Tahun 2015.
Wiu, wiu, wiu!!
“Bunda, Bunda!! Jangan tinggalin Astrid, Bunda!! Astrid minta maaf! Astrid salah sama Bunda!! Astrid minta maaf, Bunda! Jangan tinggalin Astrid, Bunda! Apapun terjadi, Astrid mohon Bunda harus hidup!! Bunda nggak boleh tinggalin Astrid sendirian!! Astrid nggak punya siapa-siapa selain Bunda!!”
Dian melihat putrinya-Astrid menangis menggenggam tangannya erat, meski tangan Astrid gemetar hebat karena melihat darah terus mengucur dari bagian kepala Dian. Untuk sejenak ... Dian terkejut dirinya masih sadarkan diri dalam keadaan seperti ini. Melihat jumlah darah yang mengucur dari kepala, Dian yakin lukanya cukup parah.
Ahh, aku lelah dengan semua ini! Di saat seluruh tubuhnya terasa sakit bukan main, Dian hanya bisa mengeluh dalam hidupnya yang berat. Dian menatap Astrid yang tidak henti-hentinya menangisi dirinya dan memohon padanya untuk tetap bertahan hidup apapun yang terjadi. Setelah sekian lama aku bertahan, jika bisa ... aku ingin semua kelelahan dan beban ini pergi dariku sekarang juga!!
“Bunda harus hidup! Bunda nggak boleh tinggalin Astrid!! Astrid mohon! Astrid salah, Bunda!! Astrid mengaku salah!! Bunda harus bertahan hidup apapun yang terjadi! Astrid nggak punya siapa-siapa lagi selain Bunda!!!”
Astrid terus menggenggam erat tangan Dian dengan matanya yang basah oleh air mata karena perasaan bersalah dan takut. Benar ... Dian mengalami luka seperti ini karena tubuhnya bergerak sendiri dan tanpa sadar melindungi Astrid.
Krek, krek! Ranjang dorong yang membawa Dian akhirnya tiba di depan ruang operasi. Dian tadi sudah mendengar sedikit bagaimana keadaan dan luka yang dideritanya setelah berusaha menyelamatkan Astrid setelah bertengkar hebat dengan Astrid di pinggir jalan. Jika saja Astrid tidak berusaha melarikan diri ke arah jalan tanpa melihat ke kanan dan ke kiri, mungkin Dian tidak akan berbaring di ranjang dorong ini dan harus masuk ke dalam ruang operasi.
Ahhh ... hidupku ini!! Kira-kira ... apa yang aku lakukan di kehidupanku sebelumnya hingga hidupku sekarang berjalan seperti ini?? Aku belum menikah dan tiba-tiba membesarkan seorang anak seorang diri! Dan sekarang ... aku harus masuk ruang operasi karena tubuhku bergerak sendiri melindungi dia! Jika harus menebak, mungkinkah di kehidupan sebelumnya aku berhutang pada Ratih dan Astrid? Dian mengeluh lagi sebagai ganti rasa sakit yang menyerang tubuhnya.
“Nak, mohon tunggu di sini! Ibumu harus segera dioperasi karena luka di kepalanya yang parah!”
Pihak perawat yang ikut mendorong ranjang Dian, berusaha untuk melepaskan tangan Astri yang terus menggenggam erat tangan Dian dan menolak melepaskannya.
“Bunda, Bunda!” Astrid menangis memanggil Dian karena tidak ingin berpisah dari Dian saat ini.
“Kalau kamu ingin Ibumu bertahan hidup, tolong lepaskan tangan Ibumu dan biarkan Ibumu menjalani operasi sekarang juga, Nak. Kalau tidak Ibumu bisa berada dalam situasi yang berbahaya, Nak!”

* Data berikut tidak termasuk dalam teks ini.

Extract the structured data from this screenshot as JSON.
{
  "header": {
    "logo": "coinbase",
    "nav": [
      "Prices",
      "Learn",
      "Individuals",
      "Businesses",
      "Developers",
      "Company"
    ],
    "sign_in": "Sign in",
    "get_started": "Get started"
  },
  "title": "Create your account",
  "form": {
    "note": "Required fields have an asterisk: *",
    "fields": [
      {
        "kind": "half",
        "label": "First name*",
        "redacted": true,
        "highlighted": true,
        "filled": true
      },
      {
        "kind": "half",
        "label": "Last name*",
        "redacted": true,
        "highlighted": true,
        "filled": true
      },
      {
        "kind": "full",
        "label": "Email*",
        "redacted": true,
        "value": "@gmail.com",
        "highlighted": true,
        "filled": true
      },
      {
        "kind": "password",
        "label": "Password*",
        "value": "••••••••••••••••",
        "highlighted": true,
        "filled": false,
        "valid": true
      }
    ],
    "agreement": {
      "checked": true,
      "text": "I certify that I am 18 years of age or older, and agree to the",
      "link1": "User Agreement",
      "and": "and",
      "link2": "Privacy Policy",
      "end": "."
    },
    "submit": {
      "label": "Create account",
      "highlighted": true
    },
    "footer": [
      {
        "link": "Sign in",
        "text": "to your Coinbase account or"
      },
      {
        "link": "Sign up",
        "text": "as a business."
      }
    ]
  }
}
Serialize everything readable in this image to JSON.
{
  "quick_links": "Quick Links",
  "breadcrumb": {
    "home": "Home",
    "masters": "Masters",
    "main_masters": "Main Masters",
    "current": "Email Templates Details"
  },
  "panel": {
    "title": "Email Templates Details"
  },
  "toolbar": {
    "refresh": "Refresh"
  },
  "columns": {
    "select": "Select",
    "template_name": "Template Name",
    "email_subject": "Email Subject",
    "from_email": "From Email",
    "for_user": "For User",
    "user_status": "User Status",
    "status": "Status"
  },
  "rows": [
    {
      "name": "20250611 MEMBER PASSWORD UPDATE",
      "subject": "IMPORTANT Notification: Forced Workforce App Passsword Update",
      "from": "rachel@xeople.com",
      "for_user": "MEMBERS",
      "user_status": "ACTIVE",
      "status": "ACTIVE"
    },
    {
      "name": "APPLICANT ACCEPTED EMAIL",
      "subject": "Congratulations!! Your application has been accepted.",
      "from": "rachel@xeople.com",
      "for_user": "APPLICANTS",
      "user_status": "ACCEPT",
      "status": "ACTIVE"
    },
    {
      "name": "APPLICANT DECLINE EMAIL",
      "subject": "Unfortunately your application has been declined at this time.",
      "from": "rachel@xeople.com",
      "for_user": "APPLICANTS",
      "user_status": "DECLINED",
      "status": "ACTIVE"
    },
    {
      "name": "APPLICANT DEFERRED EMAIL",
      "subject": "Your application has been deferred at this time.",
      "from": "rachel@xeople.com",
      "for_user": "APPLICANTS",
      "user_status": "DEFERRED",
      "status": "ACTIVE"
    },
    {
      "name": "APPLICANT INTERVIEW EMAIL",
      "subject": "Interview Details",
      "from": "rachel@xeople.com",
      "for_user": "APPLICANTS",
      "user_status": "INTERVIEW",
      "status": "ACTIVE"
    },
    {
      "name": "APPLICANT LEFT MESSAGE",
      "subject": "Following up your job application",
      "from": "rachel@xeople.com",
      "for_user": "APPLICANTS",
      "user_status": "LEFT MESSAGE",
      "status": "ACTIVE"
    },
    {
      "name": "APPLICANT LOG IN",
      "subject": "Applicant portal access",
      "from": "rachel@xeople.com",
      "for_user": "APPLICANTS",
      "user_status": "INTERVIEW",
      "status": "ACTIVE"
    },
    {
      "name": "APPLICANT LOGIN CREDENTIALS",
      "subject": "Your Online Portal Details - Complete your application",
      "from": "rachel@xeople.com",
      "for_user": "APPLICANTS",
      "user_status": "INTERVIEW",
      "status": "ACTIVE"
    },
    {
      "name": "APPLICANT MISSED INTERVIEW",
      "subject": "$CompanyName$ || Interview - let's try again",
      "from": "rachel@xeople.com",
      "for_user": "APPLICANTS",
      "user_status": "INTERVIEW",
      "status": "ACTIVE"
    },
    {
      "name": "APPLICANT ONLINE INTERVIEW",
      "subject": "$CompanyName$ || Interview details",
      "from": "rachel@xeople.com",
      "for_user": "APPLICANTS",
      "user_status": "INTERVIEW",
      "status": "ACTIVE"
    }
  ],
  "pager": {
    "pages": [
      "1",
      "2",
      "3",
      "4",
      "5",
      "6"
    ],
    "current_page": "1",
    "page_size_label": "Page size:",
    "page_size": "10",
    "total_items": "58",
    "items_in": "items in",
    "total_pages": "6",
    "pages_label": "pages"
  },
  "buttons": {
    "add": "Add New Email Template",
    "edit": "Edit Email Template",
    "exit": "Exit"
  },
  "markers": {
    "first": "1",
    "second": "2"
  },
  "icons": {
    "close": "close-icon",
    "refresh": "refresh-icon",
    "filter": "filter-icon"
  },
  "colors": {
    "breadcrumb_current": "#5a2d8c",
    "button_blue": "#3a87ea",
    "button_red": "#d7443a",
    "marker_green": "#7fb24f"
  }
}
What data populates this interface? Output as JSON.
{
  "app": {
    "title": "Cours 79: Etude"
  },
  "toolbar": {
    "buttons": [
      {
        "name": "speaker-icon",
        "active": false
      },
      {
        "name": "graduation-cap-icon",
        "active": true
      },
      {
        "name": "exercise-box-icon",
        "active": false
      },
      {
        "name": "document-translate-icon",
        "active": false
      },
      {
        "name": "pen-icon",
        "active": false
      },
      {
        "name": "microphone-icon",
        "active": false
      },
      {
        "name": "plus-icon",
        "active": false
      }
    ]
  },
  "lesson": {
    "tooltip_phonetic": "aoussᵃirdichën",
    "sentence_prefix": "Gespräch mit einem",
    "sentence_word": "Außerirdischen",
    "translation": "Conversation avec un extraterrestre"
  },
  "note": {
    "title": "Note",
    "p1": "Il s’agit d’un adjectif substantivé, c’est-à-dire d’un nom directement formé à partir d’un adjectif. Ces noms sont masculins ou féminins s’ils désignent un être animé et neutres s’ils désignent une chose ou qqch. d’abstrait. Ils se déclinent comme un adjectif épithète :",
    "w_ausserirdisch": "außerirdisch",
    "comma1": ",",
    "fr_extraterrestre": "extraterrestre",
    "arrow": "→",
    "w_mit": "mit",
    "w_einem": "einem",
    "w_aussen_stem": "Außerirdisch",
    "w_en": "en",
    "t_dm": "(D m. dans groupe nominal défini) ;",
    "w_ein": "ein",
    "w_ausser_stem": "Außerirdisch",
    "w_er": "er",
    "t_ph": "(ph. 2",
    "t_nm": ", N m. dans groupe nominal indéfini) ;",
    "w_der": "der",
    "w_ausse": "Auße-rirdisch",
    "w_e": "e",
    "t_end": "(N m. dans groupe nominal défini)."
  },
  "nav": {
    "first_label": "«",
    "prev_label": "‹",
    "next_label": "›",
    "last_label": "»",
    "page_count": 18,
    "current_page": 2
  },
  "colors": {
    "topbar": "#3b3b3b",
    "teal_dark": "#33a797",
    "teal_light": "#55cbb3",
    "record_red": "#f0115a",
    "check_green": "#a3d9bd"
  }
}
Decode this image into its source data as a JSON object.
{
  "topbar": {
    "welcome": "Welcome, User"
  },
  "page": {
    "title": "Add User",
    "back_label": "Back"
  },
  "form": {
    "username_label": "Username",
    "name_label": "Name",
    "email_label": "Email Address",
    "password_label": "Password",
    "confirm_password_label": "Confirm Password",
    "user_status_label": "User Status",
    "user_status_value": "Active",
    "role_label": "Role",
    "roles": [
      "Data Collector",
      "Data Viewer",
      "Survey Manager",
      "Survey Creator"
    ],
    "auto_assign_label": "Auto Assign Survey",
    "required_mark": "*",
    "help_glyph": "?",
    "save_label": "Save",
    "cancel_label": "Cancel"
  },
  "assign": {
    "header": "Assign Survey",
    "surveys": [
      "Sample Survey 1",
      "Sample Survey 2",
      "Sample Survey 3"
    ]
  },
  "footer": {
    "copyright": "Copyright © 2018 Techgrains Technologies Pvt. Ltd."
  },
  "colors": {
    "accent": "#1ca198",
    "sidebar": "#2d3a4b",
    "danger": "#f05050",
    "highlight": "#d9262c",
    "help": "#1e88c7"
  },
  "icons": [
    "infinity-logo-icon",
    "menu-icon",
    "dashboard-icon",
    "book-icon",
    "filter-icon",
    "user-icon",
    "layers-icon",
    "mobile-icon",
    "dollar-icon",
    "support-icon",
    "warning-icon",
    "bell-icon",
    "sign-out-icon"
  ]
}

Meski merasa enggan dan takut, Astrid harus melepaskan tangan Dian demi menyelamatkan nyawa Dian yang saat ini berada dalam bayang-bayang kematian.
“Tenang saja, Nak. Ibumu pasti akan baik-baik saja.”
Astrid melepaskan tangan Dian dan membiarkan Dian masuk ke dalam ruang operasi. Dari ranjang dorong yang semakin menjauh, Dian melihat Astrid-putrinya menangis dan tak melepaskan pandangannya sedikitpun dari Dian hingga pintu ruang operasi tertutup. Dian sadar pandangan yang Astrid berikan sekarang adalah pandangan takut kehilangan yang teramat besar.